The great spherical craft Isaut floated deep within a vast cloud of streaming gas, moving swiftly, seeming not to. It had started to submerge into the storm’s curdled floor of slowly swirling gas almost as soon as Fassin and the others had been brought aboard. Sinking, sidling, rising slightly again, it had entered into the Zone 2 weather band, quickly assumed its speed, and was now, in the late evening that was becoming night, half a thousand kilometres away from the storm where the battle had taken place, and adding another three hundred kilometres to that value with every passing hour.
Fassin, Y’sul, Valseir and Setstyin floated over a narrow platform set at the great vessel’s equator, near the body of Colonel Hatherence. A weak light and weaker breeze lent an appropriate atmosphere of quiet gloom to the scene. The colonel’s torn, burned body had been discovered along with hundreds of others, floating at the level at which Dweller bodies usually came to rest. Hers had come to rest a little higher than the others, as would a child’s.
Left to themselves, Dweller bodies degassed and gained density, and abandoned to the atmosphere would eventually disappear completely into the Depths. The respectful convention, however, was either to keep a dead relative in a special ceremonial chamber at home and let them decay until their density would ensure a swift passage into the liquid hydrogen far beneath, or — if time was pressing — to weight the body and consign it to the Depths that way.
Hatherence had no family here. There was not even anybody of her own species in all Nasqueron, and so — as, at least, a fellow alien — Fassin had been declared responsible for her remains. He’d agreed a swift dispatch to the Depths was preferable to keeping her body and handing it back to the Shrievalty or any family she might still have in Ulubis system. He wasn’t even sure why he felt that way, but he did. There was no particular veneration of the remains of the dead in the way of the Truth, and, as far as he knew, no special meaning amongst oerileithe in having their dead returned from afar, but even if there had been, he’d have wanted something like this. For the Dwellers, it was probably just administrative convenience, even tidiness to dispose of her now, like this. For him, it was something more.

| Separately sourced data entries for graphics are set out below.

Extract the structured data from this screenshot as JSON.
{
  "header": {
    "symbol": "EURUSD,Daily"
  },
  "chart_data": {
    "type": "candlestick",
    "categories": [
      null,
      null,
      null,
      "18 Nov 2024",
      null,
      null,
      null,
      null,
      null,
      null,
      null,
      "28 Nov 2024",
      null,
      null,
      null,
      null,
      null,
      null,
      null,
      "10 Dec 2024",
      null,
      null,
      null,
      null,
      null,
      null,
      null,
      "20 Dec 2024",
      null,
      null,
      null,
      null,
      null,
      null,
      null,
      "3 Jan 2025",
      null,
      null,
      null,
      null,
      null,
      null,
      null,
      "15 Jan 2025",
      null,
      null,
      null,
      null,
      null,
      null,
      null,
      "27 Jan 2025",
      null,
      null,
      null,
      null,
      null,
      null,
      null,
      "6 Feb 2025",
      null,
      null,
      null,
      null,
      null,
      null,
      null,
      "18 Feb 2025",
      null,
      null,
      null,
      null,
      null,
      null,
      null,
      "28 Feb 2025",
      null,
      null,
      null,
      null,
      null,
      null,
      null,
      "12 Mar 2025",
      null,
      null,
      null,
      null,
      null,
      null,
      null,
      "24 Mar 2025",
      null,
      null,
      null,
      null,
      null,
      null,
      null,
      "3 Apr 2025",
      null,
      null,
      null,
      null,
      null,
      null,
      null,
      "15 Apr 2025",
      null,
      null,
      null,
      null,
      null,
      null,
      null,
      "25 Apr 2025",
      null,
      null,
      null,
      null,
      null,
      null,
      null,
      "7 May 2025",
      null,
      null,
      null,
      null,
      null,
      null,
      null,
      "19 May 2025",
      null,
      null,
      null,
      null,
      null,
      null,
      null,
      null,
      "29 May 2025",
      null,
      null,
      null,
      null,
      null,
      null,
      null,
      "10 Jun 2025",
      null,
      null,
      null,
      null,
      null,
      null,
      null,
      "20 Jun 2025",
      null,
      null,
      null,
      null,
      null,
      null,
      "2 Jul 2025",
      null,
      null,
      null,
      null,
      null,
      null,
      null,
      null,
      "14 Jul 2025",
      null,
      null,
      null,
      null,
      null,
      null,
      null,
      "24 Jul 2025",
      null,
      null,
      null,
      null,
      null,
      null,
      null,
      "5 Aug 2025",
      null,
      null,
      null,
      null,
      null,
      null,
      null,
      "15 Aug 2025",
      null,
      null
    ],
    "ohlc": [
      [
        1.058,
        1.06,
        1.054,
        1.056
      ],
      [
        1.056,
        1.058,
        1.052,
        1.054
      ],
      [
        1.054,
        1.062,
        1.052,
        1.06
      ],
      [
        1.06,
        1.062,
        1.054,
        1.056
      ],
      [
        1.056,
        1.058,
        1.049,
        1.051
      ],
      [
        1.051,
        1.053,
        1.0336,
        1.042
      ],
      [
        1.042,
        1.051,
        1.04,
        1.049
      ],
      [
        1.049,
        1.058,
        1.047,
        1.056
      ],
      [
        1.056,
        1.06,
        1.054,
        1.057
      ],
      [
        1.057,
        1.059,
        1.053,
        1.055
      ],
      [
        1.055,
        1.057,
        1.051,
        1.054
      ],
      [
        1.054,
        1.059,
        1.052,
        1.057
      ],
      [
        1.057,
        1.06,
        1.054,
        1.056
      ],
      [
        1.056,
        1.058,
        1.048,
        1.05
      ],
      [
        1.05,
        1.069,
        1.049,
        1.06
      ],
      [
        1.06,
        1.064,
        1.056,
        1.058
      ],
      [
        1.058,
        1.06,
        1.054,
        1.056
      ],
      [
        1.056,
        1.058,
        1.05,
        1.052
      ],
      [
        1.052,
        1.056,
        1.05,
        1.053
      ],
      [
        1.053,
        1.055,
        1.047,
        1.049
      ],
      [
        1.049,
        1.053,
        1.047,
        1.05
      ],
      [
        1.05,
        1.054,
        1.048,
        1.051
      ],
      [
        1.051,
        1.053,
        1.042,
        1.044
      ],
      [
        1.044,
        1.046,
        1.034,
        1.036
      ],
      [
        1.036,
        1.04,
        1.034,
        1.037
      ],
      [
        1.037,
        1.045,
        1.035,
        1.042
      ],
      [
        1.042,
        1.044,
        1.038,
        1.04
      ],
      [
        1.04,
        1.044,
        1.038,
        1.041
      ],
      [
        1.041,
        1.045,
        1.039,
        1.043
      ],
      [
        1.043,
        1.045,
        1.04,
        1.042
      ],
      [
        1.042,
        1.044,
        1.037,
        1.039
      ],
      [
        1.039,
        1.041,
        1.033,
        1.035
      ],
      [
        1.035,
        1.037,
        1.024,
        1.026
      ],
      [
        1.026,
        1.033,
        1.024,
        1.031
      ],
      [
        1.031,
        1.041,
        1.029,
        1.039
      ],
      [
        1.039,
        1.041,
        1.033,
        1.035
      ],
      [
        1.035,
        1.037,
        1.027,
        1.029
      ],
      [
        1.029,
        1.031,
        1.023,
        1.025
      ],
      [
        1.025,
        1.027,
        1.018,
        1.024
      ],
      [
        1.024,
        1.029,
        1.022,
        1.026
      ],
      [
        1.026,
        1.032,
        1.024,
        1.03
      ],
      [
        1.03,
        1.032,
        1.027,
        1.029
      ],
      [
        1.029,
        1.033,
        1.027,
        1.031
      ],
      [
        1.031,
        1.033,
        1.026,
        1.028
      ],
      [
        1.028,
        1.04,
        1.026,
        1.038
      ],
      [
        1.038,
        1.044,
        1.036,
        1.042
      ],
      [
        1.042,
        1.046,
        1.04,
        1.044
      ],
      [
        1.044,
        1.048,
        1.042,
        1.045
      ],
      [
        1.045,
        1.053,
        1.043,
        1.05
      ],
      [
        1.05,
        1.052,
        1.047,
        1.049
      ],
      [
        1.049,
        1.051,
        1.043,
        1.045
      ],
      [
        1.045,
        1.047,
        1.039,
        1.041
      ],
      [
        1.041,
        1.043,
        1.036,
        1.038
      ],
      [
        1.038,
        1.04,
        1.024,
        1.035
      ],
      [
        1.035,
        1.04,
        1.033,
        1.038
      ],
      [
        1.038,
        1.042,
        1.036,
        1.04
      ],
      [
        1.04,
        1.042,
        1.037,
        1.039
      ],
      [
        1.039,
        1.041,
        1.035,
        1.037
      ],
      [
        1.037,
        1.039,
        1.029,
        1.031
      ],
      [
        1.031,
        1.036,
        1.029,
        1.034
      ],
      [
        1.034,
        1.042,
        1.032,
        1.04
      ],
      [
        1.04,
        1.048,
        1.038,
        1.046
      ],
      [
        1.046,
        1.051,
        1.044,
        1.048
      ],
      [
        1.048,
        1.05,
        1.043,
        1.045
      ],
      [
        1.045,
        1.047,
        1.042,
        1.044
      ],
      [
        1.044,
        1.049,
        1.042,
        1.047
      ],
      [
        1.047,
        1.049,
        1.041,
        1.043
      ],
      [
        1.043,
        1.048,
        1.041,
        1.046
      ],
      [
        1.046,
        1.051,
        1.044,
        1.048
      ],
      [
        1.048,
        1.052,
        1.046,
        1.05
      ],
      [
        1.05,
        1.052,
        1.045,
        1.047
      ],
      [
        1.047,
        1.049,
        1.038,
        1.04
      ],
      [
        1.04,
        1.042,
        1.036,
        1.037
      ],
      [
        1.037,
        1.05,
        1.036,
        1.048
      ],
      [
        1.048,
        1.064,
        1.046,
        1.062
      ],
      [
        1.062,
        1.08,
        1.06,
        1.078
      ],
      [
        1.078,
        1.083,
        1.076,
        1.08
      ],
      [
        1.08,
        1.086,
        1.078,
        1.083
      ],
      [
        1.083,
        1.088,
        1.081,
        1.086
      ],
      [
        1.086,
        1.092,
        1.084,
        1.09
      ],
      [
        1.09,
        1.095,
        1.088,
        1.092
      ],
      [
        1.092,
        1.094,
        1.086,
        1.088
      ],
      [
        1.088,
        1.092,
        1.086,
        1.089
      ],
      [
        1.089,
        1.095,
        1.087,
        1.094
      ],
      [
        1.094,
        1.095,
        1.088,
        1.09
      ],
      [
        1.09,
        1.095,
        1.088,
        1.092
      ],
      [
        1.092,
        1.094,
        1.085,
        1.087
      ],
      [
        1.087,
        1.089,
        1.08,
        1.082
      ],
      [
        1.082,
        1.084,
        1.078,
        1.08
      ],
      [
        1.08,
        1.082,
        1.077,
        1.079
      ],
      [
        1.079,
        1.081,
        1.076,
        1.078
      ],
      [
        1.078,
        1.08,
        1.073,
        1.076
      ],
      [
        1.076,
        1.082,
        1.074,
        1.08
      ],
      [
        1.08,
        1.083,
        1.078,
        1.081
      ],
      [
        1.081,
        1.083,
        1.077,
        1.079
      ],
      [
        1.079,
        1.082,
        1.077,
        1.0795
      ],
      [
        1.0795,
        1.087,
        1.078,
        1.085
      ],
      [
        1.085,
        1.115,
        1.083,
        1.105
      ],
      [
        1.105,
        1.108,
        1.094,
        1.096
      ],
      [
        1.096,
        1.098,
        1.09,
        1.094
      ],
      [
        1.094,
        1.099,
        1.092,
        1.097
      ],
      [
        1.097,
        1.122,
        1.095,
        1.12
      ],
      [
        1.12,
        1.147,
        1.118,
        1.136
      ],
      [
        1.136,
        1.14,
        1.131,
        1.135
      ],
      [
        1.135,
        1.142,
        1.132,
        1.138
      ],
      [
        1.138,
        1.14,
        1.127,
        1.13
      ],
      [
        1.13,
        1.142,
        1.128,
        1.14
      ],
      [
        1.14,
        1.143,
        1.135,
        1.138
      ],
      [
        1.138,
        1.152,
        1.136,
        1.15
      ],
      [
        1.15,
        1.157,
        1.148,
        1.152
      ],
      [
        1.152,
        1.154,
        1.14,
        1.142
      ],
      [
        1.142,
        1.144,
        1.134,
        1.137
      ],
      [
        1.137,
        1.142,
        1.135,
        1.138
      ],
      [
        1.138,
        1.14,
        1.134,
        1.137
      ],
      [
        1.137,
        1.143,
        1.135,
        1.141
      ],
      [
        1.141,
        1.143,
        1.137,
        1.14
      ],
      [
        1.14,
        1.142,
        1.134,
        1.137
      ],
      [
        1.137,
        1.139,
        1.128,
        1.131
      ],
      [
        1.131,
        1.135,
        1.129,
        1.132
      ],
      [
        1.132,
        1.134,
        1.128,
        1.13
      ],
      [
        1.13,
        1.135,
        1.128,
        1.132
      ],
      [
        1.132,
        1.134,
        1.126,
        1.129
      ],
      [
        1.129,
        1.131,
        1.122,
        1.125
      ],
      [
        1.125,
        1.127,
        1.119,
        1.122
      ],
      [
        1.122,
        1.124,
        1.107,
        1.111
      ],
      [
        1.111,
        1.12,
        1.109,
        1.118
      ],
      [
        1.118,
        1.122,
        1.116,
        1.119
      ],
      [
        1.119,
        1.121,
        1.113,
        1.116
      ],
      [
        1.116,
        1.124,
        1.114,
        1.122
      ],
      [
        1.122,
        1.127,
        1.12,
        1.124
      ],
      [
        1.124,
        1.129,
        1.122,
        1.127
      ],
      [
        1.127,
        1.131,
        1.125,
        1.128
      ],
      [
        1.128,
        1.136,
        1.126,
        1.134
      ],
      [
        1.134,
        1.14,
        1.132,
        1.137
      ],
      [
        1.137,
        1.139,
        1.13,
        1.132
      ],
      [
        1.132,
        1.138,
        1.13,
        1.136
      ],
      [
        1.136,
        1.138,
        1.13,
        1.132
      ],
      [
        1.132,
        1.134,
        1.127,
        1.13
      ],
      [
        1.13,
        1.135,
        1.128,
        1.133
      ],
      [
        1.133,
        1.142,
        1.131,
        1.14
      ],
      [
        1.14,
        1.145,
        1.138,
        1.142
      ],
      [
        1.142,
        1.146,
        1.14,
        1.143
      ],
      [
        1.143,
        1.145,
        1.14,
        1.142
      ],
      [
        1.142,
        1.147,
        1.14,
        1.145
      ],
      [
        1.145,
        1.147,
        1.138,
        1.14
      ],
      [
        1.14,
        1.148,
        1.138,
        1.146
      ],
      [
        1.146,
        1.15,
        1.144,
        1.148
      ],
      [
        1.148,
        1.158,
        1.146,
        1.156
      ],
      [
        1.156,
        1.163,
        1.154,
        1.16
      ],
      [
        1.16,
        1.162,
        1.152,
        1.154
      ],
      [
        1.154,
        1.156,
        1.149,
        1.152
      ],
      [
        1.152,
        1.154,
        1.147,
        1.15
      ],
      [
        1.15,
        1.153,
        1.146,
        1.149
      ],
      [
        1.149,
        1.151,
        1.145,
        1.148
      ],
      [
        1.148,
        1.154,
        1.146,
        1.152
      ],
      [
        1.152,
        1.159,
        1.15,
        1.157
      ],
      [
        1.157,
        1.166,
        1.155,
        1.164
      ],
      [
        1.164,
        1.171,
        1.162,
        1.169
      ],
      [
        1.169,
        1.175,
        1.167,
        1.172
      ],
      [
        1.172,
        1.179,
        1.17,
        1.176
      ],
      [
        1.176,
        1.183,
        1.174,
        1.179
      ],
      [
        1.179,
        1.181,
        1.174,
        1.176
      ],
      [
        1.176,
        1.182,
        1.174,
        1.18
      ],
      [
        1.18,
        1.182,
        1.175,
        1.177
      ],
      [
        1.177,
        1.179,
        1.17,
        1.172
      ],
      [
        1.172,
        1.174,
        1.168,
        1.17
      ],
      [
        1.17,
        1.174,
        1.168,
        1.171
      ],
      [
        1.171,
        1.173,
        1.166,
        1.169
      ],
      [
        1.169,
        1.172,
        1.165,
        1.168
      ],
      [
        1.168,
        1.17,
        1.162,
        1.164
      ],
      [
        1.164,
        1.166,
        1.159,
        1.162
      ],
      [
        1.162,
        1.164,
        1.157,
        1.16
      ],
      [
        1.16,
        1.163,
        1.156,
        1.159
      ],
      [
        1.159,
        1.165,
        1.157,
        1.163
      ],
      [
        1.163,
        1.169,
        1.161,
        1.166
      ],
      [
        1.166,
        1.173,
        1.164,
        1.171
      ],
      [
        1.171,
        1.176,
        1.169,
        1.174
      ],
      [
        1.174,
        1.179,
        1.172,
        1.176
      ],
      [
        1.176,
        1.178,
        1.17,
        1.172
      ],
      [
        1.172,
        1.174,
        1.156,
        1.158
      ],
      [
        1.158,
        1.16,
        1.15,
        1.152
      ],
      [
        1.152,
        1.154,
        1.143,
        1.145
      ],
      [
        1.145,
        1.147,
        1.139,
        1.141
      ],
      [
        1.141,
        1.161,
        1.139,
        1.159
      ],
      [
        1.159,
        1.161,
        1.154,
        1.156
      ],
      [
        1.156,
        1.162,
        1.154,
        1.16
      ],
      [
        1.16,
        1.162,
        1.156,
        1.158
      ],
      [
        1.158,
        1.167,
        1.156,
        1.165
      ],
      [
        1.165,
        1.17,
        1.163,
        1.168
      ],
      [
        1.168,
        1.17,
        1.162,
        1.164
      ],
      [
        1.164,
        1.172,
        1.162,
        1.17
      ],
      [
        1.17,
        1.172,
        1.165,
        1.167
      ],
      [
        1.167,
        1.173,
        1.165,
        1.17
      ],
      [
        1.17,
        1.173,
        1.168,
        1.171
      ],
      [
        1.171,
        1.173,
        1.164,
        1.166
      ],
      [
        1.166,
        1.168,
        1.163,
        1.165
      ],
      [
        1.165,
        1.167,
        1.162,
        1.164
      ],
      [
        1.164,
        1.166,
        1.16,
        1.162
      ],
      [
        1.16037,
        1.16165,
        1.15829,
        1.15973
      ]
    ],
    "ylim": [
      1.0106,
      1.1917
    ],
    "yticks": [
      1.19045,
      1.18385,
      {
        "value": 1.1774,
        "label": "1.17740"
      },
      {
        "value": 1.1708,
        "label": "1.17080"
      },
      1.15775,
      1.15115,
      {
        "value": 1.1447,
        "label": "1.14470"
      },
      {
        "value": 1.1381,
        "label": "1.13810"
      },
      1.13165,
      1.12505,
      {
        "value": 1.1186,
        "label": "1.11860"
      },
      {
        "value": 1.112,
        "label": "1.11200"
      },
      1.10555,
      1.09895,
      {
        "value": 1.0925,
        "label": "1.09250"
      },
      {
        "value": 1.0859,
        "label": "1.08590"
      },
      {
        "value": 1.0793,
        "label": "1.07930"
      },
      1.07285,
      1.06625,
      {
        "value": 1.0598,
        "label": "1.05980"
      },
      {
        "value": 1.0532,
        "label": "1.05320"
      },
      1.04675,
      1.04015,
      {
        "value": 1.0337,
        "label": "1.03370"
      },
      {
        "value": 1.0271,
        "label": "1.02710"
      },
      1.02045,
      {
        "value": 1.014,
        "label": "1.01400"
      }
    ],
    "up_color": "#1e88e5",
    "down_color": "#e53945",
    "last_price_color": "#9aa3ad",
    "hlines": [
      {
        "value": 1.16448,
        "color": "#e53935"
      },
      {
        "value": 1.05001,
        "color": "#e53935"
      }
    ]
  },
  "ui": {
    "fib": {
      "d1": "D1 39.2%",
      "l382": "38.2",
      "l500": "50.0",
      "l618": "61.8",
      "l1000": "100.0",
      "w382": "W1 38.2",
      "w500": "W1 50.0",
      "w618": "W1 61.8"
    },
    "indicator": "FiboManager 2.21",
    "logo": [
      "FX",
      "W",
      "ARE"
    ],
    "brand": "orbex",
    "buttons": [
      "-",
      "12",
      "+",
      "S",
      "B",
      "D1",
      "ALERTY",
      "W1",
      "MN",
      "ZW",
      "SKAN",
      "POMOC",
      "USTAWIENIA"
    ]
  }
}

Fassin looked down at the alien body — thin and dark, something between a manta and a giant starfish — lying in its coffin of meteorite iron. Iron had always been and, sentimentally, ceremonially, still was a semi-precious metal for Dwellers. That they were burying Hatherence like this was something of an honour, he supposed. In the fading light, her ragged remains, dark anyway, then burned by the beam which had killed her, looked like scraps of shadow.
Fassin felt tears in his real eyes, inside the shock-gel inside the little gascraft that was his own tiny life-coffin, and knew that some deep, near-animal part of him was mourning not so much the fallen Oculan colonel as all the people he knew whom he’d lost recently, lost without seeing them one last time, even in death, lost without fully being able to believe that he really had lost them because it had all happened so far away with so much in between them and him to stop him returning to pay any sort of respects to them, lost in his intellect but not his emotions, because even now, some part of him refused to believe he would never see all those lost ones again.